J’ai peut-être bien déjà ouvert ma gueule sur le sujet ici-même, mais j’ai la flemme de vérifier ; et comme j’ai encore une fois été confronté au problème aujourd’hui, je vais en (re)mettre une couche.
Or donc, la France est actuellement lancée dans une grande révision générale des politiques publiques, qui se traduit entre autres par une diminution du service public dans un certain nombre de secteurs non médiatiques (ce qui ne signifie pas pour autant qu’ils ne soient pas importants). Donc réduction des effectifs, avec en particulier le non-remplacement d’une bonne partie des départs en retraite. Ça, c’est bien connu.

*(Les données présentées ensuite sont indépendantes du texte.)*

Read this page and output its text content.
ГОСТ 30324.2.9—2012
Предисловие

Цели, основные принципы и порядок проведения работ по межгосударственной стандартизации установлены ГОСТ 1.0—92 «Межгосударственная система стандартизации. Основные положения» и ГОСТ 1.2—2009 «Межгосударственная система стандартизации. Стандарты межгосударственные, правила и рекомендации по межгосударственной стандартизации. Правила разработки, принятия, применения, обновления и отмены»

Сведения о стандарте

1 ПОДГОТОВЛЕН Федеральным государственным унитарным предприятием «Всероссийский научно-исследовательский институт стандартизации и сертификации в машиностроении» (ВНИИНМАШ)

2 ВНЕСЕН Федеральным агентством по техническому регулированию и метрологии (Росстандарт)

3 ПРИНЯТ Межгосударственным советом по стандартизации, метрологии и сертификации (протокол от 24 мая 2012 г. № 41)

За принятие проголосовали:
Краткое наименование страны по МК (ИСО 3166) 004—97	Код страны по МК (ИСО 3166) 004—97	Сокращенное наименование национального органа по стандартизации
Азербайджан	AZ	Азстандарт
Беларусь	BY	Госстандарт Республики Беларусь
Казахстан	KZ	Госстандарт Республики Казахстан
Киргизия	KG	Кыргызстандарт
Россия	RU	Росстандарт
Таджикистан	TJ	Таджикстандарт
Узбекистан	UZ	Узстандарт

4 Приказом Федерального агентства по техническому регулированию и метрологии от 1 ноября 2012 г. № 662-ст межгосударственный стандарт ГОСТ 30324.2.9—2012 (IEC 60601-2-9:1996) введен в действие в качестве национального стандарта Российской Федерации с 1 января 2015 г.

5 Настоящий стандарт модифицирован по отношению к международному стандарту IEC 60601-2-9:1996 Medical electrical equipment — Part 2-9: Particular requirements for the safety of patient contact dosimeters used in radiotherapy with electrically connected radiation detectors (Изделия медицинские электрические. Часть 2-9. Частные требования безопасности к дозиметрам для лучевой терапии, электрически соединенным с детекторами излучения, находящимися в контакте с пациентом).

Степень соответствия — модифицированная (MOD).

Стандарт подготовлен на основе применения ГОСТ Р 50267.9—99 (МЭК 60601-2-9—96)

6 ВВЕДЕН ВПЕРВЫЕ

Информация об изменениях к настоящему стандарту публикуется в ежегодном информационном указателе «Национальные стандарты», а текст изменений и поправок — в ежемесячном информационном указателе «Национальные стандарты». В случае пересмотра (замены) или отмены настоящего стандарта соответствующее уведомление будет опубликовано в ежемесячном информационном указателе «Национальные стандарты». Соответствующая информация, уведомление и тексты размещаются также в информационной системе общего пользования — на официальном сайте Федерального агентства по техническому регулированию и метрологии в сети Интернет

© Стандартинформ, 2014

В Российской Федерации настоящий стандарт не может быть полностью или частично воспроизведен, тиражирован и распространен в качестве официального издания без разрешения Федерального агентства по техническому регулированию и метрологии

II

Ce qui est moins connu du grand public, par contre, c’est que l’État abandonnant au privé un certain nombre de secteurs sans doute pas assez rentables (dont certains pour lesquels on pouvait effectivement se poser la question de l’utilité d’y mettre de l’argent public par les temps qui courent), les fonctionnaires qui étaient en poste dans ces secteurs et n’ont pas quitté le navire en le voyant prendre l’eau sont à recaser : puisque, pour forcer le trait, quand on est fonctionnaire, en principe, c’est pour la vie (ce n’est plus tout à fait exact, mais on ne va pas chipoter).
À côté de ça, autre fait peu connu du grand public, l’État n’emploie pas que des fonctionnaires, mais aussi un paquet de salariés hautement qualifiés qui ne bénéficient pas de ce prestigieux statut (et de la fameuse sécurité de l’emploi qui est censée aller avec).
Résultat : on recase des fonctionnaires dans des secteurs qui n’ont rien à voir avec leur métier, et pour ce faire, on vire lamentablement des non-fonctionnaires en poste depuis des années et de ce fait très expérimentés.
Un peu comme si une entreprise privée foutait dehors des gens hautement qualifiés pour les remplacer par les neveux inexpérimentés du patron dont la boîte aurait fermé (pasque vous comprenez, la famille c’est sacré).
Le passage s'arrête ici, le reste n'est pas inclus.